There are two people that I would like to thank before concluding. That's Ellie Acheson, who is the spearhead for this, and also Nancy Scheibner who wrote this poem which is the last thing that I would like to read:
My entrance into the world of so-called "social problems"
Must be with quiet laughter, or not at all.
The hollow men of anger and bitterness
The bountiful ladies of righteous degradation
All must be left to a bygone age.
And the purpose of history is to provide a receptacle
For all those myths and oddments
Which oddly we have acquired
And from which we would become unburdened
To create a newer world
To translate the future into the past.
We have no need of false revolutions
In a world where categories tend to tyrannize our minds
And hang our wills up on narrow pegs.
It is well at every given moment to seek the limits in our lives.

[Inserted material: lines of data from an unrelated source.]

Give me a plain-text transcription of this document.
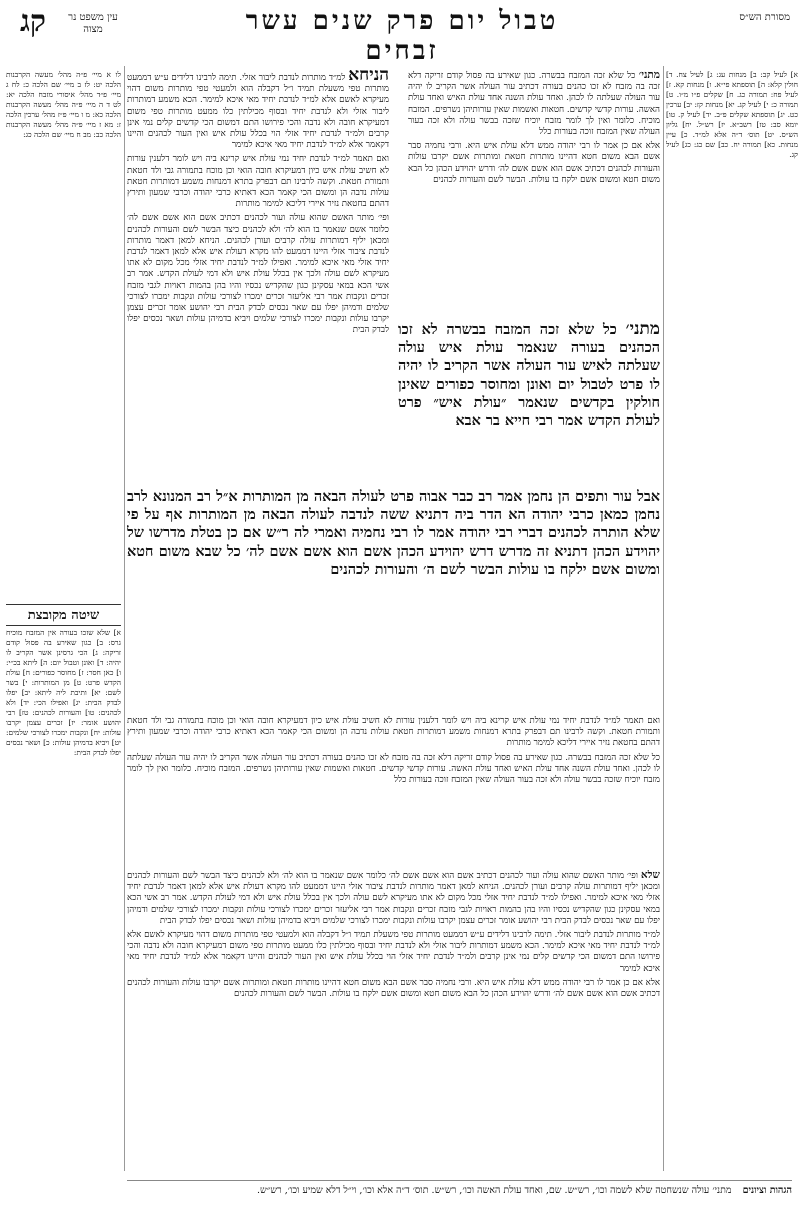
קג	טבול יום פרק שנים עשר זבחים
עין משפט נר מצוה
מסורת הש״ס

מתני׳ כל שלא זכה המזבח בבשרה. כגון שאירע בה פסול קודם זריקה דלא זכה בה מזבח לא זכו כהנים בעורה דכתיב עור העולה אשר הקריב לו יהיה עור העולה שעלתה לו לכהן. ואחד עולת השנה אחד עולת האיש ואחד עולת האשה. עורות קדשי קדשים. חטאות ואשמות שאין עורותיהן נשרפים. המזבח מוכיח. כלומר ואין לך לומר מזבח יוכיח שזכה בבשר עולה ולא זכה בעור העולה שאין המזבח זוכה בעורות כלל

אלא אם כן אמר לו רבי יהודה ממש דלא עולת איש היא. ורבי נחמיה סבר אשם הבא משום חטא דהיינו מותרות חטאת ומותרות אשם יקרבו עולות והעורות לכהנים דכתיב אשם הוא אשם אשם לה׳ ודרש יהוידע הכהן כל הבא משום חטא ומשום אשם ילקח בו עולות. הבשר לשם והעורות לכהנים

הניחא למ״ד מותרות לנדבת ליבור אזלי. תימה לרבינו דלידים ע״ש דממעט מותרות טפי משעלת תמיד ו״ל דקבלה הוא ולמעטי טפי מותרות משום דהוי מעיקרא לאשם אלא למ״ד לנדבת יחיד מאי איכא למימר. הכא משמע דמותרות ליבור אזלי ולא לנדבת יחיד ובסוף מכילתין כלו ממעט מותרות טפי משום דמעיקרא חובה ולא נדבה והכי פירושו התם דמשום הכי קדשים קלים נמי אינן קרבים ולמ״ד לנדבת יחיד אזלי הוי בכלל עולת איש ואין העור לכהנים והיינו דקאמר אלא למ״ד לנדבת יחיד מאי איכא למימר

ואם תאמר למ״ד לנדבת יחיד נמי עולת איש קרינא ביה ויש לומר דלענין עורות לא חשיב עולת איש כיון דמעיקרא חובה הואי וכן מוכח בתמורה גבי ולד חטאת ותמורת חטאת. וקשה לרבינו תם דבפרק בתרא דמנחות משמע דמותרות חטאת עולות נדבה הן ומשום הכי קאמר הכא דאתיא כרבי יהודה וכרבי שמעון ותירץ דהתם בחטאת נזיר איירי דליכא למימר מותרות

ופי׳ מותר האשם שהוא עולה ועור לכהנים דכתיב אשם הוא אשם אשם לה׳ כלומר אשם שנאמר בו הוא לה׳ ולא לכהנים כיצד הבשר לשם והעורות לכהנים ומכאן יליף דמותרות עולה קרבים ועורן לכהנים. הניחא למאן דאמר מותרות לנדבת ציבור אזלי היינו דממעט להו מקרא דעולת איש אלא למאן דאמר לנדבת יחיד אזלי מאי איכא למימר. ואפילו למ״ד לנדבת יחיד אזלי מכל מקום לא אתו מעיקרא לשם עולה ולכך אין בכלל עולת איש ולא דמי לעולת הקדש. אמר רב אשי הכא במאי עסקינן כגון שהקדיש נכסיו והיו בהן בהמות ראויות לגבי מזבח זכרים ונקבות אמר רבי אליעזר זכרים ימכרו לצורכי עולות ונקבות ימכרו לצורכי שלמים ודמיהן יפלו עם שאר נכסים לבדק הבית רבי יהושע אומר זכרים עצמן יקרבו עולות ונקבות ימכרו לצורכי שלמים ויביא בדמיהן עולות ושאר נכסים יפלו לבדק הבית	מתני׳ כל שלא זכה המזבח בבשרה לא זכו הכהנים בעורה שנאמר עולת איש עולה שעלתה לאיש עור העולה אשר הקריב לו יהיה לו פרט לטבול יום ואונן ומחוסר כפורים שאינן חולקין בקדשים שנאמר ״עולת איש״ פרט לעולת הקדש אמר רבי חייא בר אבא
אבל עור ותפים הן נחמן אמר רב כבר אבוה פרט לעולה הבאה מן המותרות א״ל רב המנונא לרב נחמן כמאן כרבי יהודה הא הדר ביה דתניא ששה לנדבה לעולה הבאה מן המותרות אף על פי שלא הותרה לכהנים דברי רבי יהודה אמר לו רבי נחמיה ואמרי לה ר״ש אם כן בטלת מדרשו של יהוידע הכהן דתניא זה מדרש דרש יהוידע הכהן אשם הוא אשם אשם לה׳ כל שבא משום חטא ומשום אשם ילקח בו עולות הבשר לשם ה׳ והעורות לכהנים

ואם תאמר למ״ד לנדבת יחיד נמי עולת איש קרינא ביה ויש לומר דלענין עורות לא חשיב עולת איש כיון דמעיקרא חובה הואי וכן מוכח בתמורה גבי ולד חטאת ותמורת חטאת. וקשה לרבינו תם דבפרק בתרא דמנחות משמע דמותרות חטאת עולות נדבה הן ומשום הכי קאמר הכא דאתיא כרבי יהודה וכרבי שמעון ותירץ דהתם בחטאת נזיר איירי דליכא למימר מותרות

כל שלא זכה המזבח בבשרה. כגון שאירע בה פסול קודם זריקה דלא זכה בה מזבח לא זכו כהנים בעורה דכתיב עור העולה אשר הקריב לו יהיה עור העולה שעלתה לו לכהן. ואחד עולת השנה אחד עולת האיש ואחד עולת האשה. עורות קדשי קדשים. חטאות ואשמות שאין עורותיהן נשרפים. המזבח מוכיח. כלומר ואין לך לומר מזבח יוכיח שזכה בבשר עולה ולא זכה בעור העולה שאין המזבח זוכה בעורות כלל

שלא ופי׳ מותר האשם שהוא עולה ועור לכהנים דכתיב אשם הוא אשם אשם לה׳ כלומר אשם שנאמר בו הוא לה׳ ולא לכהנים כיצד הבשר לשם והעורות לכהנים ומכאן יליף דמותרות עולה קרבים ועורן לכהנים. הניחא למאן דאמר מותרות לנדבת ציבור אזלי היינו דממעט להו מקרא דעולת איש אלא למאן דאמר לנדבת יחיד אזלי מאי איכא למימר. ואפילו למ״ד לנדבת יחיד אזלי מכל מקום לא אתו מעיקרא לשם עולה ולכך אין בכלל עולת איש ולא דמי לעולת הקדש. אמר רב אשי הכא במאי עסקינן כגון שהקדיש נכסיו והיו בהן בהמות ראויות לגבי מזבח זכרים ונקבות אמר רבי אליעזר זכרים ימכרו לצורכי עולות ונקבות ימכרו לצורכי שלמים ודמיהן יפלו עם שאר נכסים לבדק הבית רבי יהושע אומר זכרים עצמן יקרבו עולות ונקבות ימכרו לצורכי שלמים ויביא בדמיהן עולות ושאר נכסים יפלו לבדק הבית

למ״ד מותרות לנדבת ליבור אזלי. תימה לרבינו דלידים ע״ש דממעט מותרות טפי משעלת תמיד ו״ל דקבלה הוא ולמעטי טפי מותרות משום דהוי מעיקרא לאשם אלא למ״ד לנדבת יחיד מאי איכא למימר. הכא משמע דמותרות ליבור אזלי ולא לנדבת יחיד ובסוף מכילתין כלו ממעט מותרות טפי משום דמעיקרא חובה ולא נדבה והכי פירושו התם דמשום הכי קדשים קלים נמי אינן קרבים ולמ״ד לנדבת יחיד אזלי הוי בכלל עולת איש ואין העור לכהנים והיינו דקאמר אלא למ״ד לנדבת יחיד מאי איכא למימר

אלא אם כן אמר לו רבי יהודה ממש דלא עולת איש היא. ורבי נחמיה סבר אשם הבא משום חטא דהיינו מותרות חטאת ומותרות אשם יקרבו עולות והעורות לכהנים דכתיב אשם הוא אשם אשם לה׳ ודרש יהוידע הכהן כל הבא משום חטא ומשום אשם ילקח בו עולות. הבשר לשם והעורות לכהנים

לו א מיי׳ פ״ה מהל׳ מעשה הקרבנות הלכה יט: לז ב מיי׳ שם הלכה כ: לח ג מיי׳ פ״ד מהל׳ איסורי מזבח הלכה יא: לט ד ה מיי׳ פ״ה מהל׳ מעשה הקרבנות הלכה כא: מ ו מיי׳ פ״ז מהל׳ ערכין הלכה ז: מא ז מיי׳ פ״ה מהל׳ מעשה הקרבנות הלכה כב: מב ח מיי׳ שם הלכה כג:
שיטה מקובצת
א] שלא שזכו בעורה אין המזבח מוכיח גרס: ב] כגון שאירע בה פסול קודם זריקה: ג] הכי גרסינן אשר הקריב לו יהיה: ד] ואונן וטבול יום: ה] ליתא בכ״י: ו] כאן חסר: ז] מחוסר כפורים: ח] עולת הקדש פרט: ט] מן המותרות: י] בשר לשם: יא] ותיבת ליה ליתא: יב] יפלו לבדק הבית: יג] ואפילו הכי: יד] ולא לכהנים: טו] והעורות לכהנים: טז] רבי יהושע אומר: יז] זכרים עצמן יקרבו עולות: יח] ונקבות ימכרו לצורכי שלמים: יט] ויביא בדמיהן עולות: כ] ושאר נכסים יפלו לבדק הבית:
א] לעיל קב: ב] מנחות עג: ג] לעיל צח. ד] חולין קלא: ה] תוספתא פי״א. ו] מנחות קא. ז] לעיל פח: תמורה כג. ח] שקלים פ״ו מ״ו. ט] תמורה כ: י] לעיל קג. יא] מנחות קז: יב] ערכין כט. יג] תוספתא שקלים פ״ב. יד] לעיל ק. טו] יומא סב: טז] רשב״א. יז] רש״ל. יח] גליון הש״ס. יט] תוס׳ ד״ה אלא למ״ד. כ] עיין מנחות. כא] תמורה יח. כב] שם כג: כג] לעיל קג.
הגהות וציונים מתני׳ עולה שנשחטה שלא לשמה וכו׳, רש״ש. שם, ואחד עולת האשה וכו׳, רש״ש. תוס׳ ד״ה אלא וכו׳, וי״ל דלא שמיע וכו׳, רש״ש.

And once those limits are understood
To understand that limitations no longer exist.
Earth could be fair. And you and I must be free
Not to save the world in a glorious crusade
Not to kill ourselves with a nameless gnawing pain
But to practice with all the skill of our being
The art of making possible.
Thanks.
Det siger retorikerne:
Den 21-årige Hillary Diane Rodham holder en tale, der lægger vægt på sin generations (og herunder især kvindernes) ansvar for at gøre det umulige muligt, og her mener hun især, at det er på tide, at kvinder træder i karakter og tilkæmper sig en vigtigere rolle i samfundet, end de hidtil har haft. Hun bygger i den instans talen op med en antitetisk struktur, hvor hun på den ene side taler om fortiden og på den anden side om fremtiden. Desuden snakker hun også om det umulige over for det mulige og fællesskab over for individ. Hun lægger stor vægt på særligt tre værdier - integritet, tillid og respekt - hvilke hun argumenterer for, er essentielle i denne verden. På den måde tilfører hun også sin tale en form for huskeregel i livet til de øvrige dimittender, hvilket er noget, der ofte optræder i den slags dimissionstaler.
Udover den antitetiske opbygning som virkemiddel, bruger hun desuden stilfigurer som eksempelvis triaden i sin argumentation, og derved får hun også gjort talen lettere at huske for sit publikum ved at fremhæve tre værdier.